E talvez sua ideia mais inteligente tenha sido
quando soube de um acidente em uma fábrica de garrafas.
Vamos tentar esta.
Mais uma.
A próxima.
Siobhan Healy, artista em vidro, vai me ajudar a recriar
o incidente que chamou a atenção de Hutton.
Há algo muito satisfatório nisto!
Em uma fábrica de vidro em Edimburgo,
os operários deixaram acidentalmente
uma fornada de vidro derretido no forno por tempo demais.
Temos duas pilhas de vidro quebrado.
Vamos tratar uma normalmente
e usar a outra para recriar o "acidente".
Esta está pronta.
Só vou fechá-la.
Agora depende da nossa maior temperatura.
Vai derreter totalmente a essa temperatura,
vai ficar líquido.
Esta aqui vai na outra, a mais lenta?
Sim, essa aí vai demorar bem mais, este programa,
pois tudo será idêntico menos a taxa de resfriamento.
A razão pela qual Hutton estava tão interessado nos resultados,
é porque ele sabia que vidro derretido
se comportaria da mesma forma que rocha fundida.

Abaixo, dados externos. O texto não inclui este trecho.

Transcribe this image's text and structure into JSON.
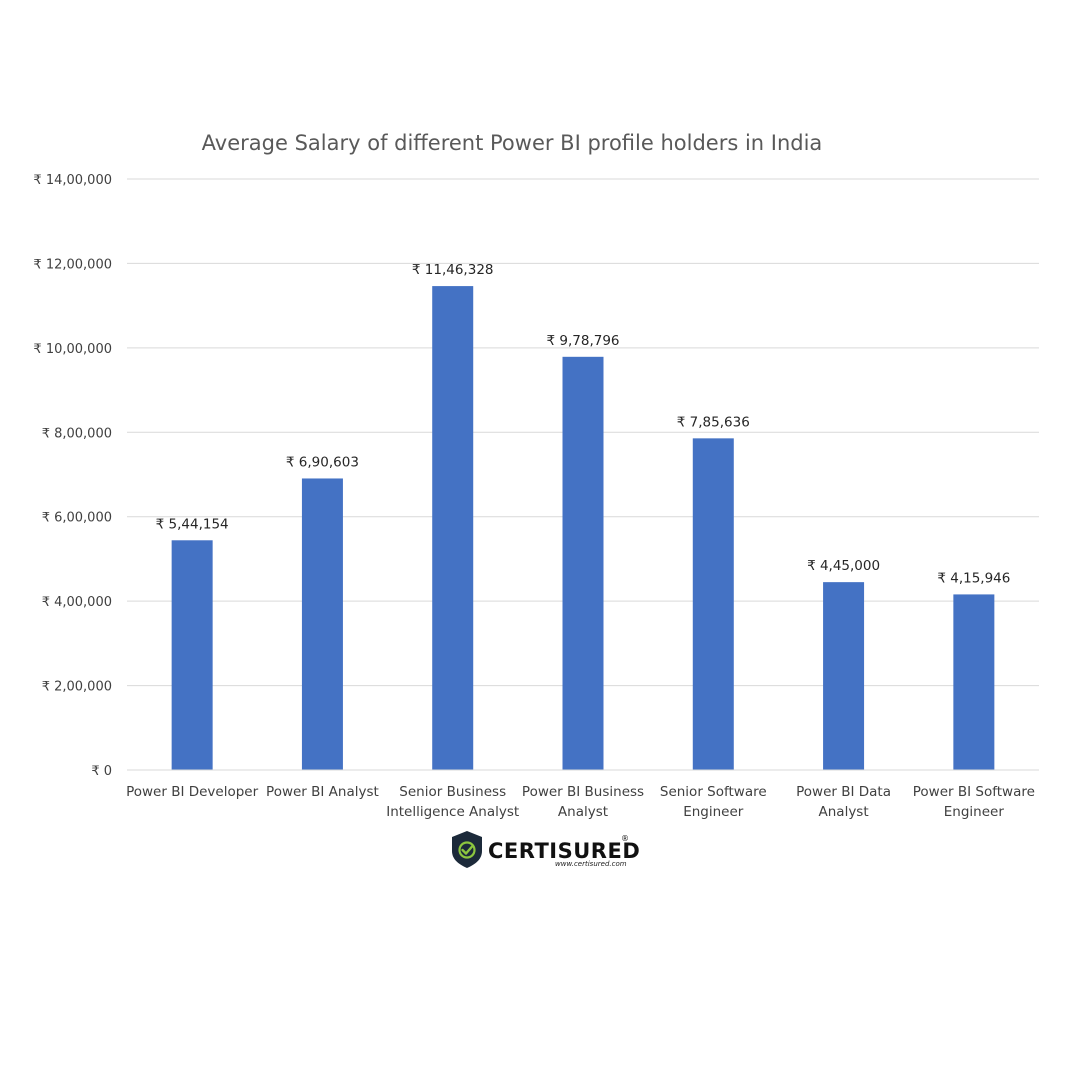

Nossa! Meu Deus, é muito quente!
Essa é a sensação de 900 graus? É fantástico.
É muito quente. Dá vontade de tocar...
Sei que é a última coisa que meus dedos fariam...
- Ardente. - Ardente.
Resfriamos as duas amostras a taxas diferentes.
Os resultados são dramáticos.
O que é este aqui?
Este é o pedaço de vidro vitrificado.
Este é o que resfriou rápido, arrefeceu bem rápido.
Dá para ver através dele, é bem transparente. Olha só.
Mas este é totalmente diferente.
É uma rocha fundida que se solidificou bem devagar.
Podemos ver cristais aqui,
pequenos cristais angulares,
e a textura é completamente diferente.
Cristais são formados dentro do vidro ou da rocha
quando os átomos se agrupam.
Leva muito tempo para que as aglomerações de átomos
cresçam o bastante para serem vistas.
Quando o vidro resfria rapidamente,
os cristais são muito pequenos e o vidro é transparente.
Mas quando deixaram o vidro resfriar por muito tempo,
enormes cristais foram criados.
Hutton tinha uma explicação
para os diferentes tipos de rocha na superfície da Terra.
Resfriamento muito lento cria cristais grandes.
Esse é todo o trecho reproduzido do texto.